Jun 8, 2023 - Politics & Policy

Far-right televangelist Pat Robertson dies at 93

Pat Robertson at a campaign rally for Donald Trump in 2016. Photo: Win McNamee/Getty Images

Christian Broadcasting Network founder Pat Robertson has died at the age of 93, his family announced on Thursday.

Why it matters: The televangelist, who showed surprise strength in the 1988 GOP primaries before endorsing George H.W. Bush, was a central figure in tying evangelical Christians to the Republican Party.

  • Robertson used his 1988 campaign to build a huge mailing list of three million, his biographer, Jeffrey K. Hadden, told the AP in 1988.
  • ″He asked people to pledge that they’d work for him, pray for him and give him money... Political historians may view it as one of the most ingenious things a candidate ever did.″
  • “Robertson’s critics often depict the evangelist-broadcaster as a political extremist with bizarre beliefs,” journalist Garrett Epps wrote in The Washington Post in 1986. “But it may make more sense to view him as the last old-school southern politician.”

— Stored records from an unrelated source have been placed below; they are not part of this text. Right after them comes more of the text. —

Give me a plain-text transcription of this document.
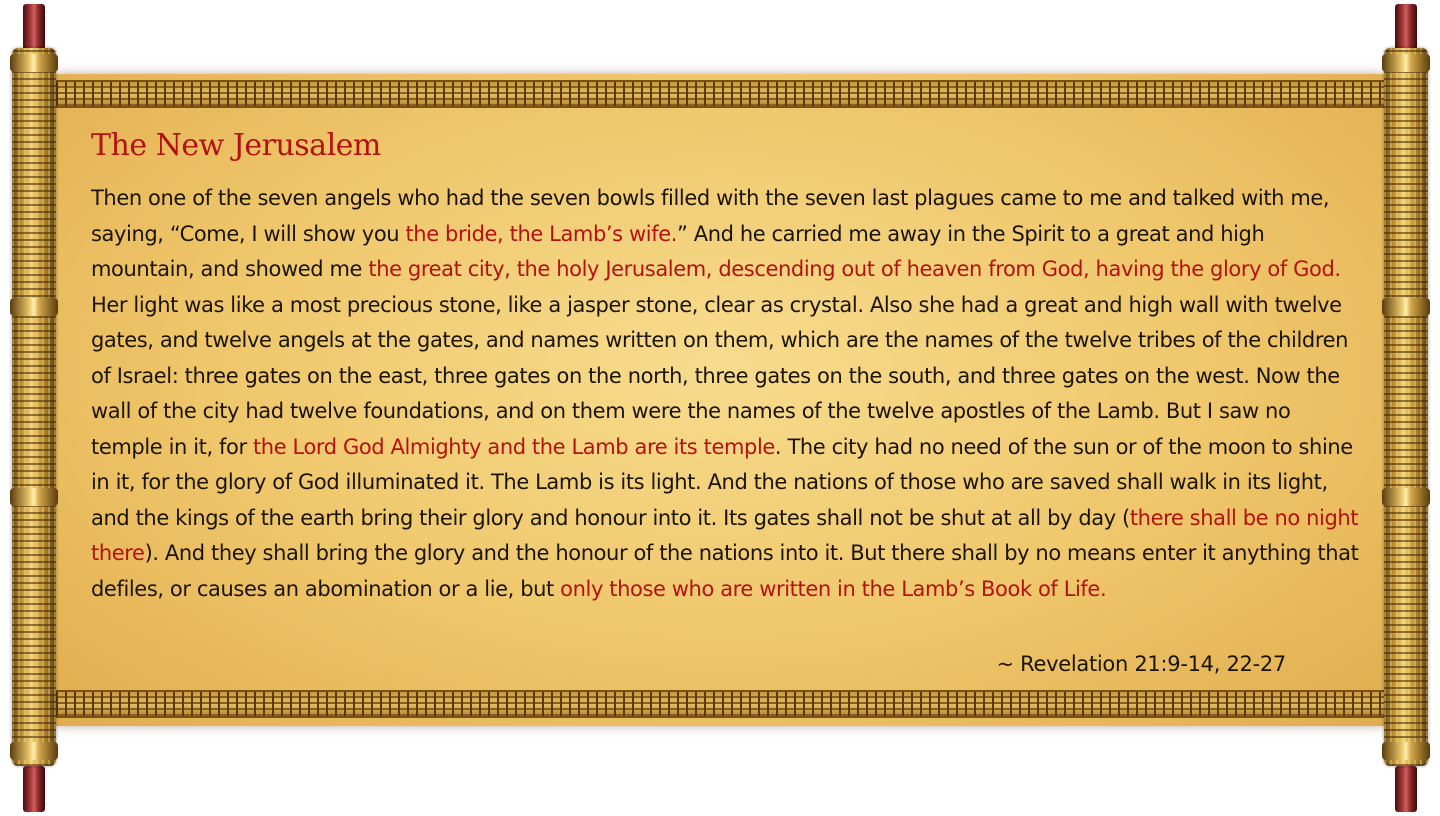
The New Jerusalem

Then one of the seven angels who had the seven bowls filled with the seven last plagues came to me and talked with me, saying, “Come, I will show you the bride, the Lamb’s wife.” And he carried me away in the Spirit to a great and high mountain, and showed me the great city, the holy Jerusalem, descending out of heaven from God, having the glory of God. Her light was like a most precious stone, like a jasper stone, clear as crystal. Also she had a great and high wall with twelve gates, and twelve angels at the gates, and names written on them, which are the names of the twelve tribes of the children of Israel: three gates on the east, three gates on the north, three gates on the south, and three gates on the west. Now the wall of the city had twelve foundations, and on them were the names of the twelve apostles of the Lamb. But I saw no temple in it, for the Lord God Almighty and the Lamb are its temple. The city had no need of the sun or of the moon to shine in it, for the glory of God illuminated it. The Lamb is its light. And the nations of those who are saved shall walk in its light, and the kings of the earth bring their glory and honour into it. Its gates shall not be shut at all by day (there shall be no night there). And they shall bring the glory and the honour of the nations into it. But there shall by no means enter it anything that defiles, or causes an abomination or a lie, but only those who are written in the Lamb’s Book of Life.

~ Revelation 21:9-14, 22-27
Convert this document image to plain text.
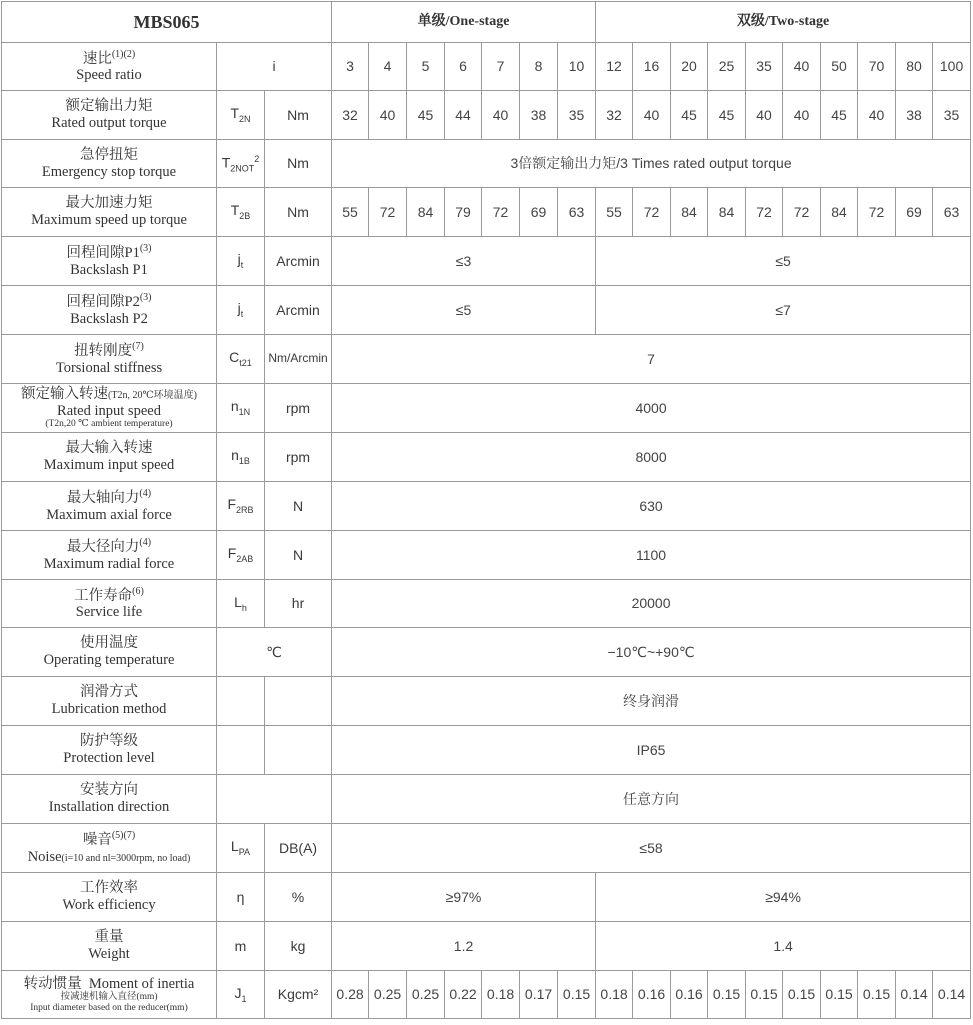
MBS065			单级/One-stage							双级/Two-stage									

速比$^{(1)(2)}$
Speed ratio	i		3	4	5	6	7	8	10	12	16	20	25	35	40	50	70	80	100

额定输出力矩
Rated output torque	$T_{2N}$	Nm	32	40	45	44	40	38	35	32	40	45	45	40	40	45	40	38	35

急停扭矩
Emergency stop torque	$T_{2NOT}^2$	Nm	3倍额定输出力矩/3 Times rated output torque																

最大加速力矩
Maximum speed up torque	$T_{2B}$	Nm	55	72	84	79	72	69	63	55	72	84	84	72	72	84	72	69	63

回程间隙P1$^{(3)}$
Backslash P1	$j_t$	Arcmin	≤3							≤5									

回程间隙P2$^{(3)}$
Backslash P2	$j_t$	Arcmin	≤5							≤7									

扭转刚度$^{(7)}$
Torsional stiffness	$C_{t21}$	Nm/Arcmin	7																

额定输入转速(T2n, 20℃环境温度)
Rated input speed
(T2n,20 ℃ ambient temperature)	$n_{1N}$	rpm	4000																

最大输入转速
Maximum input speed	$n_{1B}$	rpm	8000																

最大轴向力$^{(4)}$
Maximum axial force	$F_{2RB}$	N	630																

最大径向力$^{(4)}$
Maximum radial force	$F_{2AB}$	N	1100																

工作寿命$^{(6)}$
Service life	$L_h$	hr	20000																

使用温度
Operating temperature	℃		−10℃~+90℃																

润滑方式
Lubrication method			终身润滑																

防护等级
Protection level			IP65																

安装方向
Installation direction			任意方向																

噪音$^{(5)(7)}$
Noise(i=10 and nl=3000rpm, no load)	$L_{PA}$	DB(A)	≤58																

工作效率
Work efficiency	η	%	≥97%							≥94%									

重量
Weight	m	kg	1.2							1.4									

转动惯量 Moment of inertia
按减速机输入直径(mm)
Input diameter based on the reducer(mm)	$J_1$	Kgcm²	0.28	0.25	0.25	0.22	0.18	0.17	0.15	0.18	0.16	0.16	0.15	0.15	0.15	0.15	0.15	0.14	0.14
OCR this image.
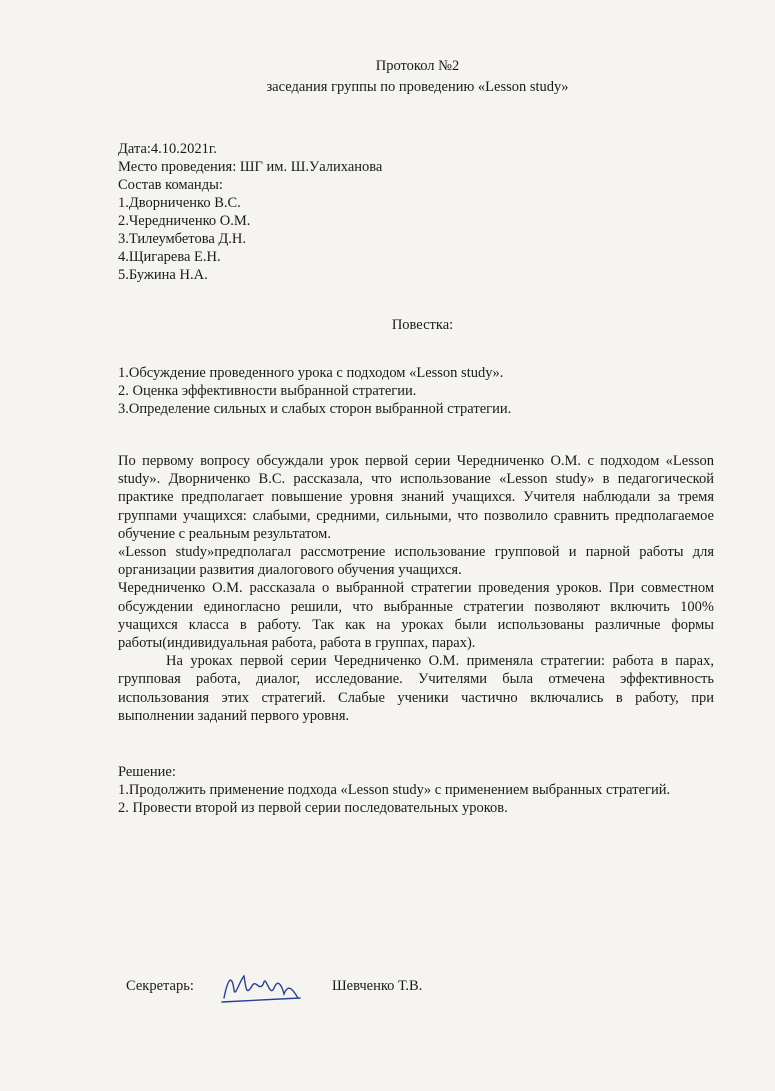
Протокол №2
заседания группы по проведению «Lesson study»
Дата:4.10.2021г.
Место проведения: ШГ им. Ш.Уалиханова
Состав команды:
1.Дворниченко В.С.
2.Чередниченко О.М.
3.Тилеумбетова Д.Н.
4.Щигарева Е.Н.
5.Бужина Н.А.
Повестка:
1.Обсуждение проведенного урока с подходом «Lesson study».
2. Оценка эффективности выбранной стратегии.
3.Определение сильных и слабых сторон выбранной стратегии.

По первому вопросу обсуждали урок первой серии Чередниченко О.М. с подходом «Lesson study». Дворниченко В.С. рассказала, что использование «Lesson study» в педагогической практике предполагает повышение уровня знаний учащихся. Учителя наблюдали за тремя группами учащихся: слабыми, средними, сильными, что позволило сравнить предполагаемое обучение с реальным результатом.

«Lesson study»предполагал рассмотрение использование групповой и парной работы для организации развития диалогового обучения учащихся.

Чередниченко О.М. рассказала о выбранной стратегии проведения уроков. При совместном обсуждении единогласно решили, что выбранные стратегии позволяют включить 100% учащихся класса в работу. Так как на уроках были использованы различные формы работы(индивидуальная работа, работа в группах, парах).

На уроках первой серии Чередниченко О.М. применяла стратегии: работа в парах, групповая работа, диалог, исследование. Учителями была отмечена эффективность использования этих стратегий. Слабые ученики частично включались в работу, при выполнении заданий первого уровня.

Решение:
1.Продолжить применение подхода «Lesson study» с применением выбранных стратегий.
2. Провести второй из первой серии последовательных уроков.
Секретарь:	Шевченко Т.В.
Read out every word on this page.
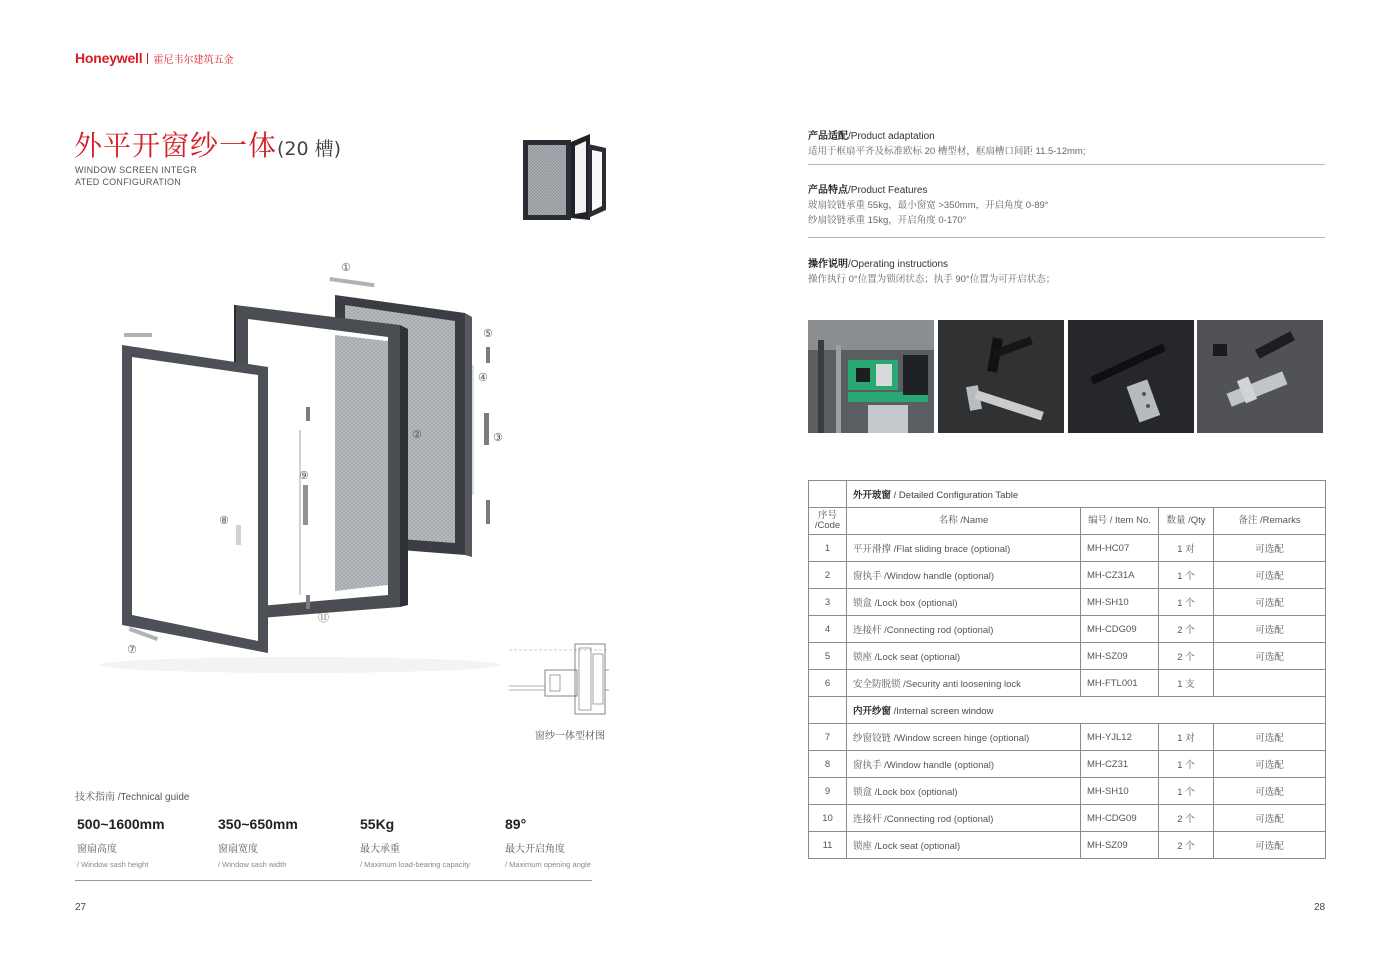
Honeywell 霍尼韦尔建筑五金
外平开窗纱一体(20 槽)
WINDOW SCREEN INTEGR
ATED CONFIGURATION
①
②	③
④
⑤
⑦
⑧
⑨
⑩
⑪
窗纱一体型材图
技术指南 /Technical guide
500~1600mm
窗扇高度
/ Window sash height
350~650mm
窗扇宽度
/ Window sash width
55Kg
最大承重
/ Maximum load-bearing capacity
89°
最大开启角度
/ Maximum opening angle
27
产品适配/Product adaptation
适用于框扇平齐及标准欧标 20 槽型材，框扇槽口间距 11.5-12mm;
产品特点/Product Features
玻扇铰链承重 55kg，最小窗宽 >350mm，开启角度 0-89°
纱扇铰链承重 15kg，开启角度 0-170°
操作说明/Operating instructions
操作执行 0°位置为锁闭状态；执手 90°位置为可开启状态；
	外开玻窗 / Detailed Configuration Table			

序号
/Code	名称 /Name	编号 / Item No.	数量 /Qty	备注 /Remarks
1	平开滑撑 /Flat sliding brace (optional)	MH-HC07	1 对	可选配
2	窗执手 /Window handle (optional)	MH-CZ31A	1 个	可选配
3	锁盒 /Lock box (optional)	MH-SH10	1 个	可选配
4	连接杆 /Connecting rod (optional)	MH-CDG09	2 个	可选配
5	锁座 /Lock seat (optional)	MH-SZ09	2 个	可选配
6	安全防脱锁 /Security anti loosening lock	MH-FTL001	1 支	
	内开纱窗 /Internal screen window			
7	纱窗铰链 /Window screen hinge (optional)	MH-YJL12	1 对	可选配
8	窗执手 /Window handle (optional)	MH-CZ31	1 个	可选配
9	锁盒 /Lock box (optional)	MH-SH10	1 个	可选配
10	连接杆 /Connecting rod (optional)	MH-CDG09	2 个	可选配
11	锁座 /Lock seat (optional)	MH-SZ09	2 个	可选配
28
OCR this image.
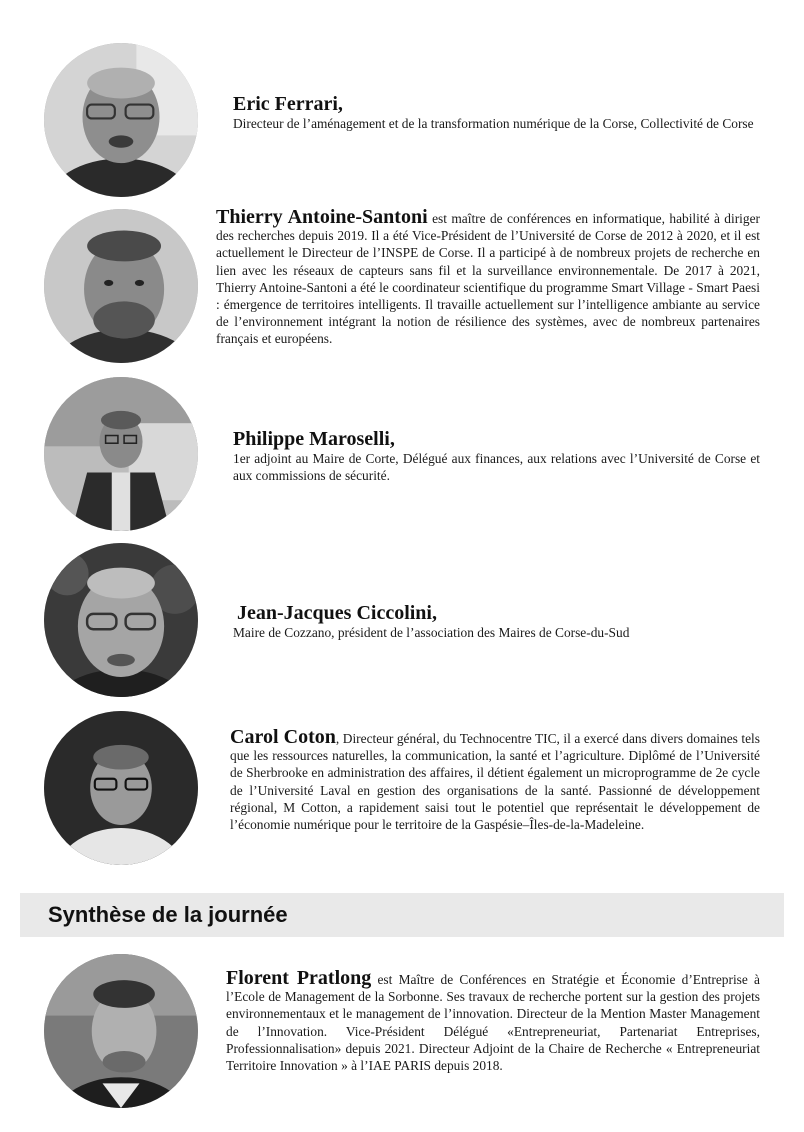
Eric Ferrari,
Directeur de l’aménagement et de la transformation numérique de la Corse, Collectivité de Corse
Thierry Antoine-Santoni est maître de conférences en informatique, habilité à diriger des recherches depuis 2019. Il a été Vice-Président de l’Université de Corse de 2012 à 2020, et il est actuellement le Directeur de l’INSPE de Corse. Il a participé à de nombreux projets de recherche en lien avec les réseaux de capteurs sans fil et la surveillance environnementale. De 2017 à 2021, Thierry Antoine-Santoni a été le coordinateur scientifique du programme Smart Village - Smart Paesi : émergence de territoires intelligents. Il travaille actuellement sur l’intelligence ambiante au service de l’environnement intégrant la notion de résilience des systèmes, avec de nombreux partenaires français et européens.
Philippe Maroselli,
1er adjoint au Maire de Corte, Délégué aux finances, aux relations avec l’Université de Corse et aux commissions de sécurité.
Jean-Jacques Ciccolini,
Maire de Cozzano, président de l’association des Maires de Corse-du-Sud
Carol Coton, Directeur général, du Technocentre TIC, il a exercé dans divers domaines tels que les ressources naturelles, la communication, la santé et l’agriculture. Diplômé de l’Université de Sherbrooke en administration des affaires, il détient également un microprogramme de 2e cycle de l’Université Laval en gestion des organisations de la santé. Passionné de développement régional, M Cotton, a rapidement saisi tout le potentiel que représentait le développement de l’économie numérique pour le territoire de la Gaspésie–Îles-de-la-Madeleine.
Synthèse de la journée
Florent Pratlong est Maître de Conférences en Stratégie et Économie d’Entreprise à l’Ecole de Management de la Sorbonne. Ses travaux de recherche portent sur la gestion des projets environnementaux et le management de l’innovation. Directeur de la Mention Master Management de l’Innovation. Vice-Président Délégué «Entrepreneuriat, Partenariat Entreprises, Professionnalisation» depuis 2021. Directeur Adjoint de la Chaire de Recherche « Entrepreneuriat Territoire Innovation » à l’IAE PARIS depuis 2018.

The son of a segregationist Democratic senator from Virginia, Robertson failed to pass the bar exam after graduating from Yale, the New York Times notes in his obituary.

  • He went on to attend seminary and become a Baptist minister.

The big picture: Robertson's "700 Club" has been broadcast since 1966. The show included many instances that led to backlash, the AP notes.

  • 1998: Robertson said Orlando residents should be careful of hurricanes after the city was the site of an annual LGBTQ+ event.
  • 2001: Robertson said 9/11 happened because God was angry about American secularization.
  • 2005: Robertson said Venezuelan President Hugo Chávez should be assassinated.
  • 2014: Robertson said you could get AIDS in Kenya from using the towels. (CBN corrected this claim and said he "misspoke.)

The bottom line: Back in 2001, author Michael Lind called Robertson "the most influential figure in American politics in the last decade."